Tragedia evitata nella serata di venerdì 3 aprile a Trieste, nel quartiere di San Giovanni, dove una giovane ragazza ha tentato di lanciarsi dal balcone della propria abitazione, al quarto piano di un edificio.
L’allarme è scattato intorno alle 22, quando alcuni residenti, accortisi della situazione, hanno immediatamente contattato i soccorsi. Sul posto sono intervenuti in pochi minuti i Carabinieri della stazione di Trieste Portonuovo, insieme ai Vigili del Fuoco e al personale sanitario del 118.
L’intervento decisivo dei carabinieri
I primi ad arrivare sono stati i militari dell’Arma che, compresa subito la gravità della situazione, hanno deciso di agire senza esitazione. L’ingresso dell’abitazione, chiuso dall’interno, è stato forzato per poter raggiungere la giovane in tempo utile.
Quando i Carabinieri sono riusciti ad entrare, la ragazza si trovava già all’esterno del balcone, in una posizione estremamente pericolosa.

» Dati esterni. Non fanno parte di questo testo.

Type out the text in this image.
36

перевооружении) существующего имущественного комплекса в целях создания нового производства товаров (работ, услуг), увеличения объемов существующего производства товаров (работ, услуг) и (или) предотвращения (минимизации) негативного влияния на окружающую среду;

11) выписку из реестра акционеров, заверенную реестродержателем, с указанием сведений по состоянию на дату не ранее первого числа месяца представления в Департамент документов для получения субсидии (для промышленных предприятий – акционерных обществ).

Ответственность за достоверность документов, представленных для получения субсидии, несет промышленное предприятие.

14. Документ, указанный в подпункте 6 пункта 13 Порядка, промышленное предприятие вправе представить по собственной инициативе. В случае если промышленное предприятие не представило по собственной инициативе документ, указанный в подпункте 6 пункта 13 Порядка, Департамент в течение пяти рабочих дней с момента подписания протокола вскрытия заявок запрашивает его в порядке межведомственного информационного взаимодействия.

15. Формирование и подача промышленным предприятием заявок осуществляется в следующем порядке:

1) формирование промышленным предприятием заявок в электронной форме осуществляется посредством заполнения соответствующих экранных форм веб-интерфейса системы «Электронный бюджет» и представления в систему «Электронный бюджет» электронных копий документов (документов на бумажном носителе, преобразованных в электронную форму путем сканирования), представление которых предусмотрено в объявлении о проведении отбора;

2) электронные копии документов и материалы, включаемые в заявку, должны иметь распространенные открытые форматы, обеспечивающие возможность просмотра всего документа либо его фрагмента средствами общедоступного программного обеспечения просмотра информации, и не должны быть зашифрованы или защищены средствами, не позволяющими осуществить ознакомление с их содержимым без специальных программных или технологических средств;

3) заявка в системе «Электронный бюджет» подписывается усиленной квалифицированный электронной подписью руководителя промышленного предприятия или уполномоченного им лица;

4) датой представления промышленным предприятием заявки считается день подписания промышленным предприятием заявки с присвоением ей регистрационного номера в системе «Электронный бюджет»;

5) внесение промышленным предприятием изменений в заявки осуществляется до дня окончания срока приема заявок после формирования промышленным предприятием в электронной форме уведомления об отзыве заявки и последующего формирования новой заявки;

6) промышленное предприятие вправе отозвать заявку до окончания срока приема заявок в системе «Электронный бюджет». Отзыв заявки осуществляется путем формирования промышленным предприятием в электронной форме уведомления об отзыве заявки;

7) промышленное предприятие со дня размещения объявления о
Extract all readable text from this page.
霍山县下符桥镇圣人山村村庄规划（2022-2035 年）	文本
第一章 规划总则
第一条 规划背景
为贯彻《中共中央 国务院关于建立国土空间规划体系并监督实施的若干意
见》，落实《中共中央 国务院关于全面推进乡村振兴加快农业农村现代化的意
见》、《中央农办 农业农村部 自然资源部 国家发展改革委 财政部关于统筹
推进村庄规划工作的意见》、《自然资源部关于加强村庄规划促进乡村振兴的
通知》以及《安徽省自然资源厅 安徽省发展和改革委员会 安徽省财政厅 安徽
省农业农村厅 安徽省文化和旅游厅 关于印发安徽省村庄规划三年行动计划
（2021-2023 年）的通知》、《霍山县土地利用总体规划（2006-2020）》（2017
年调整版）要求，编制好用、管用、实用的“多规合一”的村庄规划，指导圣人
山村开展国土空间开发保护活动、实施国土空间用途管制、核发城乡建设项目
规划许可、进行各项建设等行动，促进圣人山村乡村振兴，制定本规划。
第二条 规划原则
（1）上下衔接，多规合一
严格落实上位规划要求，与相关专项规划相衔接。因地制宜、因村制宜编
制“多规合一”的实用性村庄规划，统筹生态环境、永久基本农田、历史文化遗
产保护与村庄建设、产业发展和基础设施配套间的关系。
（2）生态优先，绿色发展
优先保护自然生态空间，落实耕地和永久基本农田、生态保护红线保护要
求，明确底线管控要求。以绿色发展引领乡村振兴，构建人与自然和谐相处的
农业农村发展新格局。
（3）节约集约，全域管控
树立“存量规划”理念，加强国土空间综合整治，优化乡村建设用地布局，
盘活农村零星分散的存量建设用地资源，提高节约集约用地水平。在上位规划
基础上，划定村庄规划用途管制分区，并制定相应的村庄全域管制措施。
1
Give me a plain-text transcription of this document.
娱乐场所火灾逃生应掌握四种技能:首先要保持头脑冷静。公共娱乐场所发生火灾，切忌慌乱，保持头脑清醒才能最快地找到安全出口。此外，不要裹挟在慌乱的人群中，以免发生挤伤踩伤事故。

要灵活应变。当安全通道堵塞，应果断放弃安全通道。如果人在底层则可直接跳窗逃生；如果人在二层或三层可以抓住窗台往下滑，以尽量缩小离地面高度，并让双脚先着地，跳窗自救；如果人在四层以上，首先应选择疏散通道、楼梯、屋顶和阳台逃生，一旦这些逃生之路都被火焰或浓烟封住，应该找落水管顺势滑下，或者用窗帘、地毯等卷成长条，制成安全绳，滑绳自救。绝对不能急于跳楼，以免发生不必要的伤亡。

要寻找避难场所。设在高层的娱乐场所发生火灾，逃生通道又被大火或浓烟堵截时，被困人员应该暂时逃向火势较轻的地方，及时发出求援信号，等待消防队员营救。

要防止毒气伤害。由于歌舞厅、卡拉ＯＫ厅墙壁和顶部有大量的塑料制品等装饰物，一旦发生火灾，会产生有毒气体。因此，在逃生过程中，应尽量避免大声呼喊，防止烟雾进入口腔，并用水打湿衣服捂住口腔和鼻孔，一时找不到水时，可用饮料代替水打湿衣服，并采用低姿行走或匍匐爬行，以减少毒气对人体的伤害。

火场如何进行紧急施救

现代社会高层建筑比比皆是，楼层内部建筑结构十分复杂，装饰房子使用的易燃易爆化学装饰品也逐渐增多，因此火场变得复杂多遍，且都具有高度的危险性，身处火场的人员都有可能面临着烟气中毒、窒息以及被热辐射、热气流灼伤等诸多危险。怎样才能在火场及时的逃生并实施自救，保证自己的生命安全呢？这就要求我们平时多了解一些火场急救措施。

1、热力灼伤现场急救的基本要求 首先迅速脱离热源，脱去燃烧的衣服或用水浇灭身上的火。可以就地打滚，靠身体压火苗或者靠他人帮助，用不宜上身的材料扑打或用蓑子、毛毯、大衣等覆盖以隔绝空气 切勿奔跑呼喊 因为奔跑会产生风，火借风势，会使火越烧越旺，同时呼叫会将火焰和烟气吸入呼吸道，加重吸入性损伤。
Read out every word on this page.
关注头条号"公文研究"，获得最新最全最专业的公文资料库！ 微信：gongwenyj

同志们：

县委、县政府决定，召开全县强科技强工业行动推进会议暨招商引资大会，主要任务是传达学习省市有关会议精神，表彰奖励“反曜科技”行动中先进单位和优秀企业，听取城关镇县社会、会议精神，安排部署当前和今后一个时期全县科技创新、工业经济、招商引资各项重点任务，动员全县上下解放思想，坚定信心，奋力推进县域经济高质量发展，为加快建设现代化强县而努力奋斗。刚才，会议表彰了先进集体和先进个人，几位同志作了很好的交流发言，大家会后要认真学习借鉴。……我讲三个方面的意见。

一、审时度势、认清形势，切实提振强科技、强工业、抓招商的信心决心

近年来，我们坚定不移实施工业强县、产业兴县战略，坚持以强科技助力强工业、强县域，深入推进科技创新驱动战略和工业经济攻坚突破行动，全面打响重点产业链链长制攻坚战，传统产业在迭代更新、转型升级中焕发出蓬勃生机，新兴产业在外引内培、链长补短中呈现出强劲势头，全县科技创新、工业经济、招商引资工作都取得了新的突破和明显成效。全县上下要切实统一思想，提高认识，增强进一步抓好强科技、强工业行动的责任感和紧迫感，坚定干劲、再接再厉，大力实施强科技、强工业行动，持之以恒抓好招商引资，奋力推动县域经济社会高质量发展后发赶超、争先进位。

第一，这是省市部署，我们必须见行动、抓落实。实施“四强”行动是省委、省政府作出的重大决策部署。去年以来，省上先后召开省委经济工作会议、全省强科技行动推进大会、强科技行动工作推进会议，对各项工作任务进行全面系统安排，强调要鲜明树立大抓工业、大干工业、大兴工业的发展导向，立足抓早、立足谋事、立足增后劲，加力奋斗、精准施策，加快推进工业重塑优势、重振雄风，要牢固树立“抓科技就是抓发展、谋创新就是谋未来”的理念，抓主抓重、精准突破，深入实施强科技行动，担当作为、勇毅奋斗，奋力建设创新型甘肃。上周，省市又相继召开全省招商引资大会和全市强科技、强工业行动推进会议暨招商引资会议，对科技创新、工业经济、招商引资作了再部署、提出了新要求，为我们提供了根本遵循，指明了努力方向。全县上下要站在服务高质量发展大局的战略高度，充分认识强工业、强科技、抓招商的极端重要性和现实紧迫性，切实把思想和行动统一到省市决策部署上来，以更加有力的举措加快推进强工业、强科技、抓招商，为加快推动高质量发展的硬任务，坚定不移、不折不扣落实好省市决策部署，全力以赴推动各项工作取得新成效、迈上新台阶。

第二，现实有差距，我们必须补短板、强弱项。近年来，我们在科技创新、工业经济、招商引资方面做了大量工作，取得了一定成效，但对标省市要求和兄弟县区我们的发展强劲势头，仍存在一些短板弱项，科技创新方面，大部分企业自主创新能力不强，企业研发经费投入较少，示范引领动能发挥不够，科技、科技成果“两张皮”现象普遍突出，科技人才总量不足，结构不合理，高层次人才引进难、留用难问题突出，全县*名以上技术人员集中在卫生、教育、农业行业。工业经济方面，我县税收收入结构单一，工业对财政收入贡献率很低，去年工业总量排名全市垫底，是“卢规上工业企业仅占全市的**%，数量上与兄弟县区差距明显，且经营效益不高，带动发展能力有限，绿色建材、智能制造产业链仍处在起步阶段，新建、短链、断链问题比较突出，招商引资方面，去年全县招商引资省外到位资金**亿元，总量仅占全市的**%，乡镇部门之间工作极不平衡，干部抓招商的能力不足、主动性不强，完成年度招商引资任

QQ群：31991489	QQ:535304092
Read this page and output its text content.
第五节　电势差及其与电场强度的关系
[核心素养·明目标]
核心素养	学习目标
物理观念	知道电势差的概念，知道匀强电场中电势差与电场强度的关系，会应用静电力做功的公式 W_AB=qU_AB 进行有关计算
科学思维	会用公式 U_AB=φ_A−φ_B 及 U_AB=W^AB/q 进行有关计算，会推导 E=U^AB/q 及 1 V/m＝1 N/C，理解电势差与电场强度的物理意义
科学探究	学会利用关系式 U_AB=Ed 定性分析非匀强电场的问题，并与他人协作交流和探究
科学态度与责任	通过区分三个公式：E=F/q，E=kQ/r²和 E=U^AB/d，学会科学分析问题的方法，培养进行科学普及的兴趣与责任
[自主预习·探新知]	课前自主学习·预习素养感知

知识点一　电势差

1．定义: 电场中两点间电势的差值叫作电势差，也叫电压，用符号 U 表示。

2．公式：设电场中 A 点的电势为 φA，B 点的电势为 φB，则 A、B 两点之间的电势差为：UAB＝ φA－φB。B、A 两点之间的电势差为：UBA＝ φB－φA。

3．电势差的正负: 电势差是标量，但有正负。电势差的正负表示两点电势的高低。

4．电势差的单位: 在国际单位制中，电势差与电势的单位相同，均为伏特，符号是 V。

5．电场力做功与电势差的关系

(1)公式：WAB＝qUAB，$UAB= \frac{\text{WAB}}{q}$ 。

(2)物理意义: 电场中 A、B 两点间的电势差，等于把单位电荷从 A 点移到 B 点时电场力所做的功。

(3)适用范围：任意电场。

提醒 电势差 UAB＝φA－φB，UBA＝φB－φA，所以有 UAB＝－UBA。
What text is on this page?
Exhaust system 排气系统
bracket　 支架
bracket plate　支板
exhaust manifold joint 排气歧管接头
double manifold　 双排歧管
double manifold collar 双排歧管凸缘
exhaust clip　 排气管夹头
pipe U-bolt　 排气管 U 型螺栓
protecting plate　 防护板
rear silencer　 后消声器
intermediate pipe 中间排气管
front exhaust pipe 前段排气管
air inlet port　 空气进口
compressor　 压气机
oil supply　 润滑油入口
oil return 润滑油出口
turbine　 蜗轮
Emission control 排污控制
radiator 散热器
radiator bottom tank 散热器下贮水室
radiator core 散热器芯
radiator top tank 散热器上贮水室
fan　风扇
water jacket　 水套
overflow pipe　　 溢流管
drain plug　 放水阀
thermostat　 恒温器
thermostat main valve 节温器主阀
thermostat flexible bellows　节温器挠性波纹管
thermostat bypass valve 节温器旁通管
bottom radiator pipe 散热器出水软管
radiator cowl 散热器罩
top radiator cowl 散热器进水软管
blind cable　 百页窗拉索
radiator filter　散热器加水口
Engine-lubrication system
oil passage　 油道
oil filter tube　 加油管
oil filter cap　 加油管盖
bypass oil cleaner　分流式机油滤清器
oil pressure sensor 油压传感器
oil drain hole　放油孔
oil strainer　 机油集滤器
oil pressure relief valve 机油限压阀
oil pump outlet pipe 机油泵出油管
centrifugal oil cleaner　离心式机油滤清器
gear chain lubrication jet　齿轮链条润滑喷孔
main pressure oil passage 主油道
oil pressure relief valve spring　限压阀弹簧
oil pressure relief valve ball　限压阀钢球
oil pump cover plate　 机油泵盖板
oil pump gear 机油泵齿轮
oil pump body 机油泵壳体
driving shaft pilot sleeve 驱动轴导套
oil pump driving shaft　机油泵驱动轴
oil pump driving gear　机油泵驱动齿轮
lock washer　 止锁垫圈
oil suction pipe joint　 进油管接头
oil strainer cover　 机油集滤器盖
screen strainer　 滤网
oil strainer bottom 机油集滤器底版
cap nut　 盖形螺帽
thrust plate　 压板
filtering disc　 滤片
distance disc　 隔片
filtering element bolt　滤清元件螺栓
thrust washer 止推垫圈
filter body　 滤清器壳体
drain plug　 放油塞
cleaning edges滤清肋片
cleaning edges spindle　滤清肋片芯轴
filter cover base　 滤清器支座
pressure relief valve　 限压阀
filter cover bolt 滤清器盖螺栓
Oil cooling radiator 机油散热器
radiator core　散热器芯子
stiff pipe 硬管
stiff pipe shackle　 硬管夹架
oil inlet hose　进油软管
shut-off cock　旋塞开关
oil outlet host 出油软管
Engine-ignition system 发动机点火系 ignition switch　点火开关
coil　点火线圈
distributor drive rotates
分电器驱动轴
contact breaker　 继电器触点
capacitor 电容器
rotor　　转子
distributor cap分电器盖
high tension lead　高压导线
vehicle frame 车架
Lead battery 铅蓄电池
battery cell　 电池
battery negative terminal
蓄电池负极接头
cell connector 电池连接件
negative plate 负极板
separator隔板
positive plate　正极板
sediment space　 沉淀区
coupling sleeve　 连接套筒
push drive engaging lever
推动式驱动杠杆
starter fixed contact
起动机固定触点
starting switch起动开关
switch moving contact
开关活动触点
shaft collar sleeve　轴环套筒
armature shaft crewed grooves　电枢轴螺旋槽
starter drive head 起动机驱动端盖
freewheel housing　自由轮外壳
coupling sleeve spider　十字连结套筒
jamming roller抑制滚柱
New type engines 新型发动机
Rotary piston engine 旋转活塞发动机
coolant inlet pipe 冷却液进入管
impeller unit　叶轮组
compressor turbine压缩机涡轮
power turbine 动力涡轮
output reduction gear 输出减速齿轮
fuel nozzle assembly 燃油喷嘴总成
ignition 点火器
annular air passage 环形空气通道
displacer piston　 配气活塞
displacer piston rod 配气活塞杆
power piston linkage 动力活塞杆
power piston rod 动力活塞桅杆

In una frazione di secondo, uno dei militari si è lanciato verso di lei, afferrandola e riportandola all’interno dell’appartamento, evitando così la tragedia.
Nel frattempo, all’esterno, i Vigili del Fuoco hanno messo in sicurezza l’area sottostante, pronti a intervenire in caso di caduta. All’interno dell’abitazione, invece, i Carabinieri sono riusciti a instaurare un dialogo con la giovane.
Con grande sangue freddo ed empatia, i militari hanno parlato con lei, riuscendo a calmarla e a convincerla a desistere definitivamente dal suo intento, al termine di momenti particolarmente delicati.
Trasportata a Cattinara
Una volta riportata in condizioni di sicurezza, la ragazza è stata affidata al personale sanitario del 118 e trasportata all’ospedale di Ospedale di Cattinara per gli accertamenti del caso.
Il tempestivo intervento e il coordinamento tra Carabinieri, Vigili del Fuoco e sanitari hanno consentito di gestire al meglio una situazione estremamente critica, evitando conseguenze irreparabili e dimostrando ancora una volta l’importanza della rapidità e della collaborazione nelle emergenze.